Ocular features defined
A myopic refractive error is defined as a spherical equivalent refractive error of<-1 dioptre (D), a hypermettropic refractive error as a spherical equivalent refractive error of >+1 D and emmetropia as a spherical equivalent refractive error of between -1 and +1 D.
Trauma is defined as any direct or indirect trauma to the eye resulting in loss or disturbance of vision warranting ophthalmological review.
Posterior vitreous detachment is due to progressive liquefaction of the aging vitreous which induces its separation from the inner-limiting membrane of the retina. This process may be partial or complete (often seen as a Weiss ring with no detectable adhesions around the posterior pole).[30]
Peripheral retinal degeneration delineates peripheral retinal lesions which cause anomalies in vitreo-retinal adhesion which may predispose to RRD.

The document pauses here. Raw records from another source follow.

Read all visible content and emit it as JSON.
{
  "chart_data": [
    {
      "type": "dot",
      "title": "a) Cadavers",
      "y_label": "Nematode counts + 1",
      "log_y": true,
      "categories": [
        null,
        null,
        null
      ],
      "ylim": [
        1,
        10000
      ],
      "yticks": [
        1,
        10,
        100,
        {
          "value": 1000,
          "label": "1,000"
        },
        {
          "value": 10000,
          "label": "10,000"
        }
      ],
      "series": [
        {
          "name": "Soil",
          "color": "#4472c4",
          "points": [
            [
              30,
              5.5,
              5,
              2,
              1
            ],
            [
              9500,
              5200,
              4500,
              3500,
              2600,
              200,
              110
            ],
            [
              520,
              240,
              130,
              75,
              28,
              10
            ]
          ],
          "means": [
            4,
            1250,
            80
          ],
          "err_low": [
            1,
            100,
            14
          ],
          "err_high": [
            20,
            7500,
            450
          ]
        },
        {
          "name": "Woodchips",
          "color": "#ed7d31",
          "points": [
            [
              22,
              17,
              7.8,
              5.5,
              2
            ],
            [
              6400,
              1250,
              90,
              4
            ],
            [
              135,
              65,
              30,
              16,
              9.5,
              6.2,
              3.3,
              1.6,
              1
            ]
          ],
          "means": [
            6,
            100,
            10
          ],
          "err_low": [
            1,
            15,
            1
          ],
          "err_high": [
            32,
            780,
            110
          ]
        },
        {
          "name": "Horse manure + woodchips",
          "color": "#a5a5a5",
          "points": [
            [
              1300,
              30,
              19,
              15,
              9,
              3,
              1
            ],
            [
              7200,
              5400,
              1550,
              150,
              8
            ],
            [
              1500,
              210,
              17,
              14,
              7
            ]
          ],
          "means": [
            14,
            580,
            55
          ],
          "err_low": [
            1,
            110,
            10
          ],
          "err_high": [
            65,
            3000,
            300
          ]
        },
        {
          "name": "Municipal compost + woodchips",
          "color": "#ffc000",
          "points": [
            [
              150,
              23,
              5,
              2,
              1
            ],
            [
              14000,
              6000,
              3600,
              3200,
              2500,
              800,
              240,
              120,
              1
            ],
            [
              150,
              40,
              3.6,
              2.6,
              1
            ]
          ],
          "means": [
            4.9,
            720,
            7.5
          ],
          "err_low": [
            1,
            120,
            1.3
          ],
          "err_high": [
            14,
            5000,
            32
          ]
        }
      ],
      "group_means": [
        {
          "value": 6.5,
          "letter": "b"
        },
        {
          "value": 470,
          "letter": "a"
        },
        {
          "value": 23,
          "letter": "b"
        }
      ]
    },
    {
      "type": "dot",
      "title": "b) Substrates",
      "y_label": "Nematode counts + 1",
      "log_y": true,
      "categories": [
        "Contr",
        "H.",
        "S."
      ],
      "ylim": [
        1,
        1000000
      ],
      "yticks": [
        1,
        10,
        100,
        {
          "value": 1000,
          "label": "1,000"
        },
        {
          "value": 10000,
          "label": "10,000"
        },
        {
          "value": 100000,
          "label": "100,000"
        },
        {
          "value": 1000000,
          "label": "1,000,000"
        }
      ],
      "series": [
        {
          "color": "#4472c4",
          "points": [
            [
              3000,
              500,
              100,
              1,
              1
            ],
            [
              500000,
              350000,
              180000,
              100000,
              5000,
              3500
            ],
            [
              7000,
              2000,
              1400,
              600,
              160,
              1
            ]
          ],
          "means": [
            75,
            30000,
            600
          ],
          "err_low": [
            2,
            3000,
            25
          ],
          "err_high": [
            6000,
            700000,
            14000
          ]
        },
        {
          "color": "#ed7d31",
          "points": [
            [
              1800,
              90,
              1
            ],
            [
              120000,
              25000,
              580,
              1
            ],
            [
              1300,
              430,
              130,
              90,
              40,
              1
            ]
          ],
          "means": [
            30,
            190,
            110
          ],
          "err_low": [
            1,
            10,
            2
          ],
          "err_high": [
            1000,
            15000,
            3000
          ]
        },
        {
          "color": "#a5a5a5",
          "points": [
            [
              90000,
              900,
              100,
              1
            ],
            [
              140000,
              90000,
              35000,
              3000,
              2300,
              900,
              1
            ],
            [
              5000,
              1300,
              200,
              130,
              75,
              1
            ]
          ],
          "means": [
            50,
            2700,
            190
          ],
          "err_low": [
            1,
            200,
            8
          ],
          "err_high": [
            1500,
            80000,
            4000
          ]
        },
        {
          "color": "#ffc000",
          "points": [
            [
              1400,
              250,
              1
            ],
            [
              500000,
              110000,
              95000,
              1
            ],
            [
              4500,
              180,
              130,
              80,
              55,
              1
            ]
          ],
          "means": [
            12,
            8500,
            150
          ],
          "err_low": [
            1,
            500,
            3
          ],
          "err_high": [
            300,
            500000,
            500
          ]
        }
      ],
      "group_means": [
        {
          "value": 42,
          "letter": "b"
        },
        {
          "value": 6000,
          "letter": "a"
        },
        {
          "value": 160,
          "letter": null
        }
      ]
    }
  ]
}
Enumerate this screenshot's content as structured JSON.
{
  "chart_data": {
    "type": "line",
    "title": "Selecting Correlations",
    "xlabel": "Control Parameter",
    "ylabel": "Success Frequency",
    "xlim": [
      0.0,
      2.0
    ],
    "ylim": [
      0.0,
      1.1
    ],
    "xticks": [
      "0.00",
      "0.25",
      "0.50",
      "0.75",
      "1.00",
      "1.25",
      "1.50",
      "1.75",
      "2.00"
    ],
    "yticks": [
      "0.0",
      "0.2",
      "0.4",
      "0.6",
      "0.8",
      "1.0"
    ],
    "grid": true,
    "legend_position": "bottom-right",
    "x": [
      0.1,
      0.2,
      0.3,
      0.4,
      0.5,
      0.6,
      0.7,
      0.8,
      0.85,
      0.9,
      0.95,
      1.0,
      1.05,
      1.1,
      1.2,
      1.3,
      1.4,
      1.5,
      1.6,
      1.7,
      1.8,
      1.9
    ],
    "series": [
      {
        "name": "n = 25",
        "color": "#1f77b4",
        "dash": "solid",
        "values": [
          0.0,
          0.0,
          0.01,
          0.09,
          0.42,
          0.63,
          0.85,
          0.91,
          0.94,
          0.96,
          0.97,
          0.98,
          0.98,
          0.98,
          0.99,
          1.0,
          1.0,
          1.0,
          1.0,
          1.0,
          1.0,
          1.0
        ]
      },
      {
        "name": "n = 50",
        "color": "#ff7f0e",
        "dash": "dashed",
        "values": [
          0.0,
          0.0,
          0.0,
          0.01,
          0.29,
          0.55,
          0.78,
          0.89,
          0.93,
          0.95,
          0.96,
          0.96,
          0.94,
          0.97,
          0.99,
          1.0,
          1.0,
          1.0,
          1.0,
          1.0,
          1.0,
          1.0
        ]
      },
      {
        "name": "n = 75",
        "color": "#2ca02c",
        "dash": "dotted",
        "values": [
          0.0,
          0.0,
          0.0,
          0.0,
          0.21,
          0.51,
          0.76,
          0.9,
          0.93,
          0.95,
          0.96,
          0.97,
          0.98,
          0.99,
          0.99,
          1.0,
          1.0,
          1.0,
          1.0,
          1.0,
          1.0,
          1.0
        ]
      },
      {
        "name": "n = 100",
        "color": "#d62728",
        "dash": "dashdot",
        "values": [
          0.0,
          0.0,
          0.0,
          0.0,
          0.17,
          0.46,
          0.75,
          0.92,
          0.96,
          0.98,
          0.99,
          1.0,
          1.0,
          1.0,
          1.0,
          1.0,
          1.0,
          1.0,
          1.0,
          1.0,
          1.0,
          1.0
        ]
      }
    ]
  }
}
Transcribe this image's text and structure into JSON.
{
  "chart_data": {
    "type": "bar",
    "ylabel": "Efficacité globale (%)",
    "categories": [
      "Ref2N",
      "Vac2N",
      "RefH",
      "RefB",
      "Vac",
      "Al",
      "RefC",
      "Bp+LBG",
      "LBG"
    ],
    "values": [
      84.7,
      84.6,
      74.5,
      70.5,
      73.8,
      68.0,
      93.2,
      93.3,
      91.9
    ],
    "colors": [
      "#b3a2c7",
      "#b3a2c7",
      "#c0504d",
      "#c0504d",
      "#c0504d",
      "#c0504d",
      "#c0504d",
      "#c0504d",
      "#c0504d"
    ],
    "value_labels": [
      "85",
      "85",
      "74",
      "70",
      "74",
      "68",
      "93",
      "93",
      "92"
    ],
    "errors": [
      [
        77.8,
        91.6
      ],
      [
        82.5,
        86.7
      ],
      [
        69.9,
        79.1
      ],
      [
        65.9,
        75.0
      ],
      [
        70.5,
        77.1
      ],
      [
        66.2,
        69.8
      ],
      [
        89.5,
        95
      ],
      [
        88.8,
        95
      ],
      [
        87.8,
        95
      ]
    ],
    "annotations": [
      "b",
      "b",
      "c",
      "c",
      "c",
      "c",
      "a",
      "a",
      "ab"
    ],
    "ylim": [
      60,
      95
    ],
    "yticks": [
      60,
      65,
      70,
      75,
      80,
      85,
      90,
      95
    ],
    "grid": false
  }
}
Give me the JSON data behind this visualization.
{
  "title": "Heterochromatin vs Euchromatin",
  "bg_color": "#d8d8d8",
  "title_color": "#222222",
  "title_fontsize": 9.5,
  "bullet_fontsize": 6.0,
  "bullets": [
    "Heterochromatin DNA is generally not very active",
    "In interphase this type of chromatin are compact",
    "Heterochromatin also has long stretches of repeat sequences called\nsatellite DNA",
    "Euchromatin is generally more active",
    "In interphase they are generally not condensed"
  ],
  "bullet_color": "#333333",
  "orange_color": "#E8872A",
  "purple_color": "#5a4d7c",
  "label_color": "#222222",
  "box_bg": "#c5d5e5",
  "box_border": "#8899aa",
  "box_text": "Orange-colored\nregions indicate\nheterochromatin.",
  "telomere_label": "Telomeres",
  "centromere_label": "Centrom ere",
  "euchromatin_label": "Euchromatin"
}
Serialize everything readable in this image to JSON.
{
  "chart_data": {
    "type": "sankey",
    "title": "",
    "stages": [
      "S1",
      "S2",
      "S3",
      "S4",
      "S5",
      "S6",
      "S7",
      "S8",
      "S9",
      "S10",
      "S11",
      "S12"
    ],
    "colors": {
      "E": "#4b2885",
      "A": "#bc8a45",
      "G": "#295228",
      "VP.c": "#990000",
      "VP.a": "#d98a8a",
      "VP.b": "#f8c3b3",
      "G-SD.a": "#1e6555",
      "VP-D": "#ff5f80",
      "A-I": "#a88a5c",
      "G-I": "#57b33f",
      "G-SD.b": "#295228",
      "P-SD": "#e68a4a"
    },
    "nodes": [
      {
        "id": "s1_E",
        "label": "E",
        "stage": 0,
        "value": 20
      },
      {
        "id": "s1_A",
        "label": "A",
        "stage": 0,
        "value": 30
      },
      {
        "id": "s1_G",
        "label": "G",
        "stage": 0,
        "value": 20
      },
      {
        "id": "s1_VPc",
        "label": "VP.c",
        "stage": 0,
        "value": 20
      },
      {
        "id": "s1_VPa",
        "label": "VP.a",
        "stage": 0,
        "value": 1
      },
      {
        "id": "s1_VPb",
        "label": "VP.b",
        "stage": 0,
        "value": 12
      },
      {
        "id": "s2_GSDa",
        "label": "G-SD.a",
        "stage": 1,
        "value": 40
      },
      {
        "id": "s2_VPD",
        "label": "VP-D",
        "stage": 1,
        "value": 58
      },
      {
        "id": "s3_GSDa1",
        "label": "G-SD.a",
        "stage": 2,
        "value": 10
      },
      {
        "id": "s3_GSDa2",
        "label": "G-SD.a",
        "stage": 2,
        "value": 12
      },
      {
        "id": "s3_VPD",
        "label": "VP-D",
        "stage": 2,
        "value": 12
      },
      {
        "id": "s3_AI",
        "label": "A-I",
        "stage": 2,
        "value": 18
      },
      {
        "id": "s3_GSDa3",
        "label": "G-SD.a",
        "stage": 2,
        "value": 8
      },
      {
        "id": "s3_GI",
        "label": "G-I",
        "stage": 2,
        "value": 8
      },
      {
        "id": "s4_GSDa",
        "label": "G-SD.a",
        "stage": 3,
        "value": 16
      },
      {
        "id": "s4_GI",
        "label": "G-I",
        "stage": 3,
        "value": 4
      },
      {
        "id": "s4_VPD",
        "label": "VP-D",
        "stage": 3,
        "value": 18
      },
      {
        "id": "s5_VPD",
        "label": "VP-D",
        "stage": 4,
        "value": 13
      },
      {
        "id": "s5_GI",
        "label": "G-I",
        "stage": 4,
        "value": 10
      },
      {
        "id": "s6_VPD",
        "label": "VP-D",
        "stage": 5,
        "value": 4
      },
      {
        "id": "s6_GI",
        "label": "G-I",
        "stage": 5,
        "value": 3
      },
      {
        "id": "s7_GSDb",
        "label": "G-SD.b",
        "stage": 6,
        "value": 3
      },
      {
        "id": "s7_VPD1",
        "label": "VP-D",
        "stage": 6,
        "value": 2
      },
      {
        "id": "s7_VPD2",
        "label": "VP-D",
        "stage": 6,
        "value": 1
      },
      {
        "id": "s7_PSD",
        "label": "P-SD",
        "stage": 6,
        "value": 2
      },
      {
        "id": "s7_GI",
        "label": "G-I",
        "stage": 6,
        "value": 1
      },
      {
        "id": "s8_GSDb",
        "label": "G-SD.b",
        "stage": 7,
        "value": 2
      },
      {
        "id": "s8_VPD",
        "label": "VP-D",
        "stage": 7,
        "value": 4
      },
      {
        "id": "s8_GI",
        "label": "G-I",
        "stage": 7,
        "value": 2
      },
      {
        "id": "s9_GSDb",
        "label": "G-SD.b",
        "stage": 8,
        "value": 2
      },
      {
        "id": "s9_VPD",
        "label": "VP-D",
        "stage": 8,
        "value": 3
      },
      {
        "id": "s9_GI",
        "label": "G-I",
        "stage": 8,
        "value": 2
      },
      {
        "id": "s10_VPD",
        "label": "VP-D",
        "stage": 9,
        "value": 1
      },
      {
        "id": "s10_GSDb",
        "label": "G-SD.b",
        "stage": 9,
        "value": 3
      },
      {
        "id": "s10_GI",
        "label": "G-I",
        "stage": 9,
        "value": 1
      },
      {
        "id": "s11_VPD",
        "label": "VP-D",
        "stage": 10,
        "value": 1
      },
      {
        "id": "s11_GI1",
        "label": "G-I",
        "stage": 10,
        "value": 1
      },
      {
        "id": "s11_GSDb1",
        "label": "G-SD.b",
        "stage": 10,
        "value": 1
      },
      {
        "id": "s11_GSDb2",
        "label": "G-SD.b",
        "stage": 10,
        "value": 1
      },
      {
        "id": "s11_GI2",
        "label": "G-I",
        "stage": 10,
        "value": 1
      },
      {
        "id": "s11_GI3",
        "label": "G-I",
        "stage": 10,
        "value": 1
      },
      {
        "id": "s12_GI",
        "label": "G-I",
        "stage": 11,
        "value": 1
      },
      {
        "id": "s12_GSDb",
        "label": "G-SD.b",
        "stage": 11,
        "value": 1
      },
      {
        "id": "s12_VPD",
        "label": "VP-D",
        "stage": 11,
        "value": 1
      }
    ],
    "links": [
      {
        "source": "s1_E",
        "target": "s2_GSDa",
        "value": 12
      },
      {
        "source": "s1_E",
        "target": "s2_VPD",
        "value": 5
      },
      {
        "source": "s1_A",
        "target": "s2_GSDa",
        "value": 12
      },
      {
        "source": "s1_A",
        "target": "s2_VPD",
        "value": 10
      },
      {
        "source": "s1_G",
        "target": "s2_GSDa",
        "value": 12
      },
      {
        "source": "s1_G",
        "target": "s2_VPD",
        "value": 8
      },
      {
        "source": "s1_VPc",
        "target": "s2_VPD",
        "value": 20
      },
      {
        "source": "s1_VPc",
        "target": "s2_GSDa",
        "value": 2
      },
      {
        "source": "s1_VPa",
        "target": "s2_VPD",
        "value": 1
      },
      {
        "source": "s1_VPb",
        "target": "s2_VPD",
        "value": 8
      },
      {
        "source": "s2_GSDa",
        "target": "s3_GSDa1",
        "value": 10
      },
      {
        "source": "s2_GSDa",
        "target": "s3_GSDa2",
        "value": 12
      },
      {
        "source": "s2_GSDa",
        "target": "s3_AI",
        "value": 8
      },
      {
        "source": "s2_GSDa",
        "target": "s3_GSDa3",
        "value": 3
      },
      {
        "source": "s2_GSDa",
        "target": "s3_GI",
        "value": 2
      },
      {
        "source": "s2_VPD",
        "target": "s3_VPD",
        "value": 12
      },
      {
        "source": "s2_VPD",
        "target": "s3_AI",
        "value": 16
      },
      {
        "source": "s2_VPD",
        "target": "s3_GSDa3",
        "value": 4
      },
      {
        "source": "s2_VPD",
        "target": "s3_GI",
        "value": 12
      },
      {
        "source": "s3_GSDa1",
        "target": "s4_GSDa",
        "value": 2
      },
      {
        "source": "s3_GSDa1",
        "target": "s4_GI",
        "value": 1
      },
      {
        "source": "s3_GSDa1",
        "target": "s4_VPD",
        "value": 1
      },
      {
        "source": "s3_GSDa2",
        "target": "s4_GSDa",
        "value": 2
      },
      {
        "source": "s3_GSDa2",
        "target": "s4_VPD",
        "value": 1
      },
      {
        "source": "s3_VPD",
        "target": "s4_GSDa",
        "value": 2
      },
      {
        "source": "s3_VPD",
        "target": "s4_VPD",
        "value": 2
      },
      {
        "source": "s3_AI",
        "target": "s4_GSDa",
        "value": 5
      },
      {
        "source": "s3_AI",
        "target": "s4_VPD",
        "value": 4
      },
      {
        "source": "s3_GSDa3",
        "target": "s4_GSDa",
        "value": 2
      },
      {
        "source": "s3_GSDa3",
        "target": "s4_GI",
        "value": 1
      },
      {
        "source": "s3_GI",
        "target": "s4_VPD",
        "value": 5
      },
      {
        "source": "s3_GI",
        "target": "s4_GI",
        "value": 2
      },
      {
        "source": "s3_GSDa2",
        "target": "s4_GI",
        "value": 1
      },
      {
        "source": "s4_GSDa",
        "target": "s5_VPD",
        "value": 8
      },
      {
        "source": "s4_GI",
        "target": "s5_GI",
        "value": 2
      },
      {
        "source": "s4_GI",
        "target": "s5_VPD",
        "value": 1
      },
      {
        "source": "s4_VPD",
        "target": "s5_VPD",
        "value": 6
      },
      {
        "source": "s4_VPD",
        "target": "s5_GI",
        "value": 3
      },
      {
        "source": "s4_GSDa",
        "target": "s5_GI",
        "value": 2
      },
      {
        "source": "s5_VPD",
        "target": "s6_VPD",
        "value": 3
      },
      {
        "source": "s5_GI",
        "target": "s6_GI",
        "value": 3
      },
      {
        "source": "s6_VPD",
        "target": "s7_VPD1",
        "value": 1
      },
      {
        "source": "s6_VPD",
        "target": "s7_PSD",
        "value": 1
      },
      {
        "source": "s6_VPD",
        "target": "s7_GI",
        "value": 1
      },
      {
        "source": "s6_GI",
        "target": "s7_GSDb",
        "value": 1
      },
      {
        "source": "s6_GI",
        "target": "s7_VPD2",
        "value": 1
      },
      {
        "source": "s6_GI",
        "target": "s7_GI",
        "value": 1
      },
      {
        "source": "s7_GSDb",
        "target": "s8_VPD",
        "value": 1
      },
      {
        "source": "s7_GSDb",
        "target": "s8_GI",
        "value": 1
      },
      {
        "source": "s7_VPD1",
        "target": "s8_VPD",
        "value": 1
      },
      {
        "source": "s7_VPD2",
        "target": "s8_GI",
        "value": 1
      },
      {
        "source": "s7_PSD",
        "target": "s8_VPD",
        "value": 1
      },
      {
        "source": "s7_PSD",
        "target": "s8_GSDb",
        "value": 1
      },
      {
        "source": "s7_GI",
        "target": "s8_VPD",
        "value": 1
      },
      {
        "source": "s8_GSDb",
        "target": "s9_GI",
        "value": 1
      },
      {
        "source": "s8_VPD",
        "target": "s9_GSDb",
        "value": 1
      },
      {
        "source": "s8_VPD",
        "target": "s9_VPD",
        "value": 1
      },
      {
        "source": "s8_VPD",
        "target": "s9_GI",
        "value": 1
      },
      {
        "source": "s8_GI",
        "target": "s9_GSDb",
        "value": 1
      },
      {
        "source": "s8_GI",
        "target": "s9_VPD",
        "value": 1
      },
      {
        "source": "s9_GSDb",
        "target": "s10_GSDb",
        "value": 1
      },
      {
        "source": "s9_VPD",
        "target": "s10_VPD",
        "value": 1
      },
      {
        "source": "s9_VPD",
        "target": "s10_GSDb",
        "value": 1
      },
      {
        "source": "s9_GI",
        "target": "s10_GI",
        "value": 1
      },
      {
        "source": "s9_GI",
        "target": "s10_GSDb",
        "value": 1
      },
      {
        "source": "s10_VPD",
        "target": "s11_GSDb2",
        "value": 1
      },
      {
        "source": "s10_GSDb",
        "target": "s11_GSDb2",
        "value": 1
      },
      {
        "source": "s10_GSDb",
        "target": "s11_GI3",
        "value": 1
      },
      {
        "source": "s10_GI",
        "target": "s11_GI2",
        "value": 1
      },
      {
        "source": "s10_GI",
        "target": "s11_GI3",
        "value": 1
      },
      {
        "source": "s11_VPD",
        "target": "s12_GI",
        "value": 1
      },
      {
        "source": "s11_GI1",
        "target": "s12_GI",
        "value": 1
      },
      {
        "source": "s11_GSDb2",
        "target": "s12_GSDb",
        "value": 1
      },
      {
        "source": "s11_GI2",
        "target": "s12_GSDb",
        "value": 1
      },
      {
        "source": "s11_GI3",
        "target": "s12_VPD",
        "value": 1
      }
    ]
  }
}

Lattice degeneration is characterised clinically as circumferentially distributed, sharply demarcated, elliptical areas of peripheral retinal thinning with variable pigmentation. There are often localised areas of overlying vitreous liquefaction, a criss-crossing network of hyalinised vessels and exaggerated vitreoretinal attachments along the edge of the lesion [31].
Ethical aspects
Multi-centre research ethics committee (Scotland) approval and NHS Trust management committee approval have been obtained from all participating sites. All participants included in the study are fully informed about the study. Participation is voluntary, individuals may withdraw at any stage and participation does not affect the treatment of the individual. All data is recorded and stored in compliance with ethical and data protection guidelines.